Practicing the Practical Power of Gratitude

Practicing the Practical Power of Gratitude

By Jerry Posner www.jerryposner.com

Thanksgiving, 2009

I like easy ways to make life better … and I prefer “the specific” as opposed to “the vague.”

I like “cliché-like wisdom.” and I prefer stuff that works. That’s why I practice the practical power of gratitude!

“Practicing” strongly suggests “doing something” – not just once or twice, but repeatedly.

What to practice?

  1. FEELING GRATEFUL for the good things, the love, the laughs, the lessons, the people, the opportunities, the help, the stuff, the miracles, the food, the music, the technology, etc.
  2. EXPRESSING GRATITUDE for the good things, the love, the laughs, the lessons, the people, the opportunities, the help,    the stuff, the miracles, the food, the music, the technology, etc.

How do you FEEL when you feel grateful?

Happy? Peaceful? Blessed? Centered? Generous? Secure? Calm?

This year, when you have holiday dinner with family or friends, suggest that “we go around the table and everyone say one thing that we’re really, really thankful for.” It will invariably make everyone smile, and voila – a little more harmony, less bickering, better digestion, perhaps!

This works in business meetings as well. Start your meeting by going around the room and have everyone share one thing they love (or like) about their work. One technique I use is to ask the attendees to name the thing they would miss the most if they left. Often, the answer is “the people.”  And that makes “the people” feel good!

Thinking and expressing thankful thoughts, and amplifying feelings of gratitude can reduce stress … improve relationships … and minimize pettiness!

You can’t lose with gratitude!

Thank your customers, coworkers, friends, and family. Thank your vendors, suppliers, supporters and fans! Be liberal and generous with your gratitude.  Do it all year round.

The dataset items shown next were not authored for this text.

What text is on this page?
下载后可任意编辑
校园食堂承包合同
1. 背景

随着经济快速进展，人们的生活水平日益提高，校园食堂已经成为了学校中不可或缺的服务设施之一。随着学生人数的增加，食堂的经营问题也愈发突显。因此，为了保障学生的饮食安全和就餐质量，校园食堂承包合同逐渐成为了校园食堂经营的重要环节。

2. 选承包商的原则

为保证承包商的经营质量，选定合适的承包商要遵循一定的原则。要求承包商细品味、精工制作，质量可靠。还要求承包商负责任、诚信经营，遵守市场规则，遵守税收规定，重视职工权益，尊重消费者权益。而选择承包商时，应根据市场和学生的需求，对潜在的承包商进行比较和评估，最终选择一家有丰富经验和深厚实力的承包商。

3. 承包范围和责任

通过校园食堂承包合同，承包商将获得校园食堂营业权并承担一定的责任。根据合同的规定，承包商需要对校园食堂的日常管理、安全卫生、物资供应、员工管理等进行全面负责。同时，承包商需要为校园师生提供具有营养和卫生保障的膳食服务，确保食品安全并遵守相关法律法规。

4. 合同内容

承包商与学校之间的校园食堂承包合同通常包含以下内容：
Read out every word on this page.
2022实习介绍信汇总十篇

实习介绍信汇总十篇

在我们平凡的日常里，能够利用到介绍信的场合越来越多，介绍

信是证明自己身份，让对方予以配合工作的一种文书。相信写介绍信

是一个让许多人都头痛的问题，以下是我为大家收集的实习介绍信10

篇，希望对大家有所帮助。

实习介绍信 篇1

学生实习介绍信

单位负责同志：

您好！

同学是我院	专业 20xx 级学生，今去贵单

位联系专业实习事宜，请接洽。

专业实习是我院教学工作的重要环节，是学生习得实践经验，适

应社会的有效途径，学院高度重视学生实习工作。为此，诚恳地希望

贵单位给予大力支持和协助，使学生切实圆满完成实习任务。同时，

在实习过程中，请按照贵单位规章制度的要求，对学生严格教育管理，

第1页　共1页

Write yourself some gratitude-oriented “focus phrases” (reminders) on cards and sticky-notes, and put them where you’ll see them every day.

For example:

I CHOOSE TO EXPRESS GRATITUDE GENEROUSLY AND LIBERALLY.

I EASILY AND REGULARLY GIVE THANKS.

I FEEL GRATEFUL FOR ALL OF MY GIFTS AND BLESSINGS.

EXPRESSING GRATITUDE MAKES ME FEEL GOOD.

Because of others, we are where we are today. We’ve had LOTS of assistance. Do we remember? Are we thankful for them? Here’s a fun and enlightening “grati-tool” –- make a list of 15 people who have helped you get to where you are right now.

We might be reminded of that kind childhood neighbor, or high school guidance counselor whose caring changed the course of our life. When we remember how kind and generous people have been in our lives, we might be inspired to pass it on, or “pay it forward.”  We might even reclaim some memories of our personal history that we’d forgotten.

So, thank the people! Show some appreciation for them. Send thank-you notes. Tell the people you love, that you love them. Don’t wait until it’s too late.

If you want to better manage your moods and attitudes … if you want to be less cranky, less petty, and more openhearted … or if you want to experience your own point-of-view transformation, experiment with THE GRATITUDE BREAK. First, select something specific about your life that you are truly, deeply thankful for (person, condition, or thing). Then … close your eyes (not while you’re driving, please) and spend just one minute thinking about, and vividly imagining, that person, condition or thing. FEEL the gratitude as you visualize!

Try a gratitude break once a day, and see what happens! Twice a day would be an interesting experiment.

A favorite “grati-tool” is THE GRATITUDE JOURNAL (a.k.a. “Five Good Things”). Here’s what to do: every day (that would be DAILY), write down five things you are grateful for. They can be deep … shallow … serious … funny … spiritual … material.

Just list five things you’re grateful for on paper or computer. Not in your head. Write them down.

Over time, when you write your “daily five,” you’ll inevitably experience some awareness and behavior changes (and probably feel more happiness, too). Focusing attention on “your good stuff” every day, builds a habit of NOTICING MORE “good stuff” — and making choices RESULTING in more “good stuff!”

During challenging times, regular focus on gratitude can restore much needed balance. Not to deny the adversity, but to remember that there are wonderful things and opportunities available as well.

Make every day, a day of Thanksgiving. So many benefits … so small a cost!